In 1987 Atari introduced the PC-1 at the Consumer Electronics Show. This was Atari's first foray into the IBM PC Compatible market and would later be known as the Atari PC1. Priced at a US$699, it was marketed as Atari's entry level system and was soon followed by the Atari PC2 also in the same year.

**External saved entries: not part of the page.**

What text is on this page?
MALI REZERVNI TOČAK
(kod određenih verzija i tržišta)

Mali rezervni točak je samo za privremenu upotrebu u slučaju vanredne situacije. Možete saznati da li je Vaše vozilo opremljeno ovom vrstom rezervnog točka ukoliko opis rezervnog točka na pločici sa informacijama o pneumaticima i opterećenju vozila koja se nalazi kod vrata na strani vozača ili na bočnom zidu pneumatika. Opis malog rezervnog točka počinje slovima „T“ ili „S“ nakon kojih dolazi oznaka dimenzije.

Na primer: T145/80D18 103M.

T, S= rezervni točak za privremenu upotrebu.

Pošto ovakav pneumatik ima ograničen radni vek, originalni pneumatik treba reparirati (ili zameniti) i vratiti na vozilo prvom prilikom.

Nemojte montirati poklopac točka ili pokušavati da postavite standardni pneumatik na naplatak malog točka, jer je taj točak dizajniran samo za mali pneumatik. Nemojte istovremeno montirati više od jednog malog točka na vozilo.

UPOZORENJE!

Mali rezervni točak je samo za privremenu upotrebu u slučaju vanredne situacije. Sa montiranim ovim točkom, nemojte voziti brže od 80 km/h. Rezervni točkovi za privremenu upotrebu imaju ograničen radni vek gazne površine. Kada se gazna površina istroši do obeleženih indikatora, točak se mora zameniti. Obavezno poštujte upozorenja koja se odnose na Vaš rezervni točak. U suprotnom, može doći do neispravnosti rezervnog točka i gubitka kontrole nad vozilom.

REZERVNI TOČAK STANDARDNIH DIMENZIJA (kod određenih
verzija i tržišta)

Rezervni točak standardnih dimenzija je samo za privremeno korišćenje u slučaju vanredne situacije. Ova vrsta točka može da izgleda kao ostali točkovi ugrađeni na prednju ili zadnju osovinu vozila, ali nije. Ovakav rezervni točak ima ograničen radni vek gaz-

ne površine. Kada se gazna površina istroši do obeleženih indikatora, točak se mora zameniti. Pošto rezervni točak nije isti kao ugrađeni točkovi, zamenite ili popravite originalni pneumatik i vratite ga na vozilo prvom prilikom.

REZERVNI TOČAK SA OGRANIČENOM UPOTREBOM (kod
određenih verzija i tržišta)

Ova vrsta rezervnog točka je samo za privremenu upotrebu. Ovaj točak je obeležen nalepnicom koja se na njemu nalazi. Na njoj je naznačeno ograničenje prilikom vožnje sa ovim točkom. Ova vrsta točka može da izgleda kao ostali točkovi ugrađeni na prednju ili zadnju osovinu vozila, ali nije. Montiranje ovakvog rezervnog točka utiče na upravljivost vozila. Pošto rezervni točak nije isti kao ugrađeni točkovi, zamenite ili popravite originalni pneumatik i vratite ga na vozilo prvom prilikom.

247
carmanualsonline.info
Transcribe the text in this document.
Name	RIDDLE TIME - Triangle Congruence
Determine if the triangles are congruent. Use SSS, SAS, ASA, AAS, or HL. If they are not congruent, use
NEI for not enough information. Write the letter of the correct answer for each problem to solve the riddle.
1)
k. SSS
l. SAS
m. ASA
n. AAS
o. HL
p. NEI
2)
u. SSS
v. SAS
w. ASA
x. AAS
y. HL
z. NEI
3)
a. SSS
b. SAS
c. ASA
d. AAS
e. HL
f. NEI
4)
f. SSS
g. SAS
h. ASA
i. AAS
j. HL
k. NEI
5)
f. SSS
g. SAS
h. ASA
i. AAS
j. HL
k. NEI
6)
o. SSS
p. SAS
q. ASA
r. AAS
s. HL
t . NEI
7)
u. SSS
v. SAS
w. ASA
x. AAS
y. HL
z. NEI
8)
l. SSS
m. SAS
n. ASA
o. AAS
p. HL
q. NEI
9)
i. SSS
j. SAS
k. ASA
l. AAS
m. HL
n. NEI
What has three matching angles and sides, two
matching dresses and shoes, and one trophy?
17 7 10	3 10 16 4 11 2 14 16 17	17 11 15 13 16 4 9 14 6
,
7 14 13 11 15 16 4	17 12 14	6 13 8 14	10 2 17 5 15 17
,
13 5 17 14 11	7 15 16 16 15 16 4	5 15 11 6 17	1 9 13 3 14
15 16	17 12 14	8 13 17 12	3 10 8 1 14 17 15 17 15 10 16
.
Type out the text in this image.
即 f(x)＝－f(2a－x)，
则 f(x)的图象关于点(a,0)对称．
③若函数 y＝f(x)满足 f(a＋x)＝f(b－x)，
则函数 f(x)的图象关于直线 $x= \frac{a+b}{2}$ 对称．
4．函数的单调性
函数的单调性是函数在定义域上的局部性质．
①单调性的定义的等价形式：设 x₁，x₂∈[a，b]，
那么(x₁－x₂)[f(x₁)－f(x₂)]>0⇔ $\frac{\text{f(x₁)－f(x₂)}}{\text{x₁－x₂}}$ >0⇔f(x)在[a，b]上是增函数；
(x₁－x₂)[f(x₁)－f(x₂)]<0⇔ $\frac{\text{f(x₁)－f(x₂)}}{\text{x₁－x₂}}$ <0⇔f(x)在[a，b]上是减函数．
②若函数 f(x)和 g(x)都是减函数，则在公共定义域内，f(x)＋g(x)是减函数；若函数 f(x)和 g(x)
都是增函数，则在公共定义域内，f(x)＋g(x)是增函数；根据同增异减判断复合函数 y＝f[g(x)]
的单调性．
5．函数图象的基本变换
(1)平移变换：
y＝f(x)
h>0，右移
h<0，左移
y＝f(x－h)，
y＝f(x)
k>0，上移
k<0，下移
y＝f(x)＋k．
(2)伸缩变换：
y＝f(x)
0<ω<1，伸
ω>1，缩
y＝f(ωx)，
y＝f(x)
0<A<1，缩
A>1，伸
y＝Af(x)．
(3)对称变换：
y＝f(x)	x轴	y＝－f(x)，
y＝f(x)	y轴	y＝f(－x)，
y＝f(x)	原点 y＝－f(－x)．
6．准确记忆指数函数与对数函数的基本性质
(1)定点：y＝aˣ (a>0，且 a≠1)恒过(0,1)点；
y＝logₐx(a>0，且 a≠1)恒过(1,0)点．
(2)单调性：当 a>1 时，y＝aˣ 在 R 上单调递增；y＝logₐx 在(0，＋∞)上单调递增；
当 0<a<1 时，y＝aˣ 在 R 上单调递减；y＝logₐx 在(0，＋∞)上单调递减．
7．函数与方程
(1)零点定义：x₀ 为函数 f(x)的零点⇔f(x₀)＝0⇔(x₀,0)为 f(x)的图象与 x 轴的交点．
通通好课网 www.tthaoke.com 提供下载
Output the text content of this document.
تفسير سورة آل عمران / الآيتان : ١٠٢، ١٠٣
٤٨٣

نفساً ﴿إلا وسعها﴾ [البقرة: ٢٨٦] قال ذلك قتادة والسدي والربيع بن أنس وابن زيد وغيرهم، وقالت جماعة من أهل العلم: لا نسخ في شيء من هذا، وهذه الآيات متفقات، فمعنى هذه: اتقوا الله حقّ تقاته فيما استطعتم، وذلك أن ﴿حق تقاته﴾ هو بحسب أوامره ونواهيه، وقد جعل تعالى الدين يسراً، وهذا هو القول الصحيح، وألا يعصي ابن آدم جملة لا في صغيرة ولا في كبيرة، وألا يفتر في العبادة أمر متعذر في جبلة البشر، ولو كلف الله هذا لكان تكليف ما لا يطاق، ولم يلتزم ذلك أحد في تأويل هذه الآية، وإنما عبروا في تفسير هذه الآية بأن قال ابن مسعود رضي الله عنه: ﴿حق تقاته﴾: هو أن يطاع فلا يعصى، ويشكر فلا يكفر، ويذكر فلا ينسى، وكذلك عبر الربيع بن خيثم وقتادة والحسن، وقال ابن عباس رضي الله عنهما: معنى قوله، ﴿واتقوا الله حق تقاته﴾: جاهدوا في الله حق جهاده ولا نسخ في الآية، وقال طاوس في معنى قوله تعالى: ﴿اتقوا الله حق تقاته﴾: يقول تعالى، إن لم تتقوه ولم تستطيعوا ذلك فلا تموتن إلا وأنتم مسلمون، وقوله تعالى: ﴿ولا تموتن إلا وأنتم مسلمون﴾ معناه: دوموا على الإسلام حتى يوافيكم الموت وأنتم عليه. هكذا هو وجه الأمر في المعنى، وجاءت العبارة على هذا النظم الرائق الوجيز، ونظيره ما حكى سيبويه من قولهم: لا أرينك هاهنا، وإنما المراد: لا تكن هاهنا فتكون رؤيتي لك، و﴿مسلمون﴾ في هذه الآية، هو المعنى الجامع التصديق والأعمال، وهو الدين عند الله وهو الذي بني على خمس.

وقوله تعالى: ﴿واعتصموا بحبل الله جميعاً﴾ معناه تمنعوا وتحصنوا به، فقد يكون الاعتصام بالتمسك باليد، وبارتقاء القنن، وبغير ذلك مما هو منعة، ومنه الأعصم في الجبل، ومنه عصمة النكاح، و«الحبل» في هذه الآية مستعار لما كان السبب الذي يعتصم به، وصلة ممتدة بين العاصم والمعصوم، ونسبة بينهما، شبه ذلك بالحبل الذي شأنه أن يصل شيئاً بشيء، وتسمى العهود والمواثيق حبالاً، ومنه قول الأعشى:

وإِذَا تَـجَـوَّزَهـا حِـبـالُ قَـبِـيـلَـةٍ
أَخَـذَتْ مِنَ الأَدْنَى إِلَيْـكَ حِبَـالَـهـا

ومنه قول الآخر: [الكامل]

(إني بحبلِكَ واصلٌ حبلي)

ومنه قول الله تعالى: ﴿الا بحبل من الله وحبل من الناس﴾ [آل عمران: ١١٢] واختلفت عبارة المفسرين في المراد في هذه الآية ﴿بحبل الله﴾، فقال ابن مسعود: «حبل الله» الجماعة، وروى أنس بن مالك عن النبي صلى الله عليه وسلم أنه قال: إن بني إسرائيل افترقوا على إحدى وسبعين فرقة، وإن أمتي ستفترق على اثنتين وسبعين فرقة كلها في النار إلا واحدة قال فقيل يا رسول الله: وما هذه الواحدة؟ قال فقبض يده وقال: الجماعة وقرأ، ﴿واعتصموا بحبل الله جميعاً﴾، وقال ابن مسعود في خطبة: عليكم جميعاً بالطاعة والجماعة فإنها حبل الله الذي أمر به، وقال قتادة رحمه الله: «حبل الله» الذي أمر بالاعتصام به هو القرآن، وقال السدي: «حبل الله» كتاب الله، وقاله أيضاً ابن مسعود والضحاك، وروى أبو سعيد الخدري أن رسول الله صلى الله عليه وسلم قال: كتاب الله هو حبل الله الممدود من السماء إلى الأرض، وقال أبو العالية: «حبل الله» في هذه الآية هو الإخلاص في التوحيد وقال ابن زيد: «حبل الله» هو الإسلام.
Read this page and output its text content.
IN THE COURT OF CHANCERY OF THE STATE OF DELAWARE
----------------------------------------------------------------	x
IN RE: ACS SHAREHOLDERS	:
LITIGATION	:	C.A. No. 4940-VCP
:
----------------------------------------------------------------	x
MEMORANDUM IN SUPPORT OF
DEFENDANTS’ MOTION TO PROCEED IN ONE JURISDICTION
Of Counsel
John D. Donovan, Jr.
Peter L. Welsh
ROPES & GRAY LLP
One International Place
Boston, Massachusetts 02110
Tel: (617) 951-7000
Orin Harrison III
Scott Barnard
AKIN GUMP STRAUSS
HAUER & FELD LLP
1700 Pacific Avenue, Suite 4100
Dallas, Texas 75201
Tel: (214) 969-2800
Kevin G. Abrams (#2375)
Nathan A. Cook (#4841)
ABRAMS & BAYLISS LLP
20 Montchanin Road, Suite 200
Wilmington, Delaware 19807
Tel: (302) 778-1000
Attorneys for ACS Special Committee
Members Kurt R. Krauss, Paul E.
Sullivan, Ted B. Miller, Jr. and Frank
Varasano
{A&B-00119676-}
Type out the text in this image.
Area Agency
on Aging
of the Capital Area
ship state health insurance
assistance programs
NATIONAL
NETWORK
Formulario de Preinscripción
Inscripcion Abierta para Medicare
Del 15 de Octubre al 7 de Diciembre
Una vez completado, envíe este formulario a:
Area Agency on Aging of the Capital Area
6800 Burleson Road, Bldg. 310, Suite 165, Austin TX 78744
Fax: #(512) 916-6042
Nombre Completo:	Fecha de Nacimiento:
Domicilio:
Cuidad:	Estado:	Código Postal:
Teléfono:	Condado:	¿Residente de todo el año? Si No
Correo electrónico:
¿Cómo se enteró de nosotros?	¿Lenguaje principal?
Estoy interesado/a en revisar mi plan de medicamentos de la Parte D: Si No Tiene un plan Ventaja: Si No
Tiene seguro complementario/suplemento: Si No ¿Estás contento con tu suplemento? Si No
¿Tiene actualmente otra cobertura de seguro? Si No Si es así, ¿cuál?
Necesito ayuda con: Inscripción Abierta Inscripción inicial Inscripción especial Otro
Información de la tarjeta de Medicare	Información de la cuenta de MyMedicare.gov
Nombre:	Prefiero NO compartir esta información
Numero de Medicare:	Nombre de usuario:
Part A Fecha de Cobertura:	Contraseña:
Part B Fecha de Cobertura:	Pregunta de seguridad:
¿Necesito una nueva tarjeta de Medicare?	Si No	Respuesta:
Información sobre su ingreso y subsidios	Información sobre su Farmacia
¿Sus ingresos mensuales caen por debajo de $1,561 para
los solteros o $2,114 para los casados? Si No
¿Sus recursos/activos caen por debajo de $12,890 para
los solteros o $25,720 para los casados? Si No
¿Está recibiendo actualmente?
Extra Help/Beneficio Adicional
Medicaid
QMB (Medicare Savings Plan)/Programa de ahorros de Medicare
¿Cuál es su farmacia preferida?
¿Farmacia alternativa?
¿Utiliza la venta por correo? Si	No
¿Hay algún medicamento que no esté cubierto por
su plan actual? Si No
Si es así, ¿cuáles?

The machine was an Intel 8088 PC-Clone with 512KByte RAM and onboard EGA Graphics. Uniquely it reused the Atari Megafile 44 Chassis, however this came at a cost. Unlike many other IBM Compatible XT systems on the market the slim Megafile chassis did not allow for upgrades via ISA expansion cards. Apart from being able to upgrade the RAM to 640K and to add an 8087 co-processor, you were very much limited to the original configuration of the computer.
Intel 8088 CPU
The Intel 8088 microprocessor is a variant of the Intel 8086. The 8088 has an 8-bit external bus instead of the 16-bit bus that the 8086 has. The 16-bit registers and the 1MByte address range are unchanged, however. The 8086 and the 8088 have the same execution unit (EU), only the Bus Interface Unit (BIU) differs.
The original IBM PC architecture is based on the Intel 8088. The CPU runs at 5 to 16 MHz, has a 20-bit address bus and can work together with the 8087 Co-Processor. The 8088 was launched in 1979. The 8088 is compatible with the Intel 8085.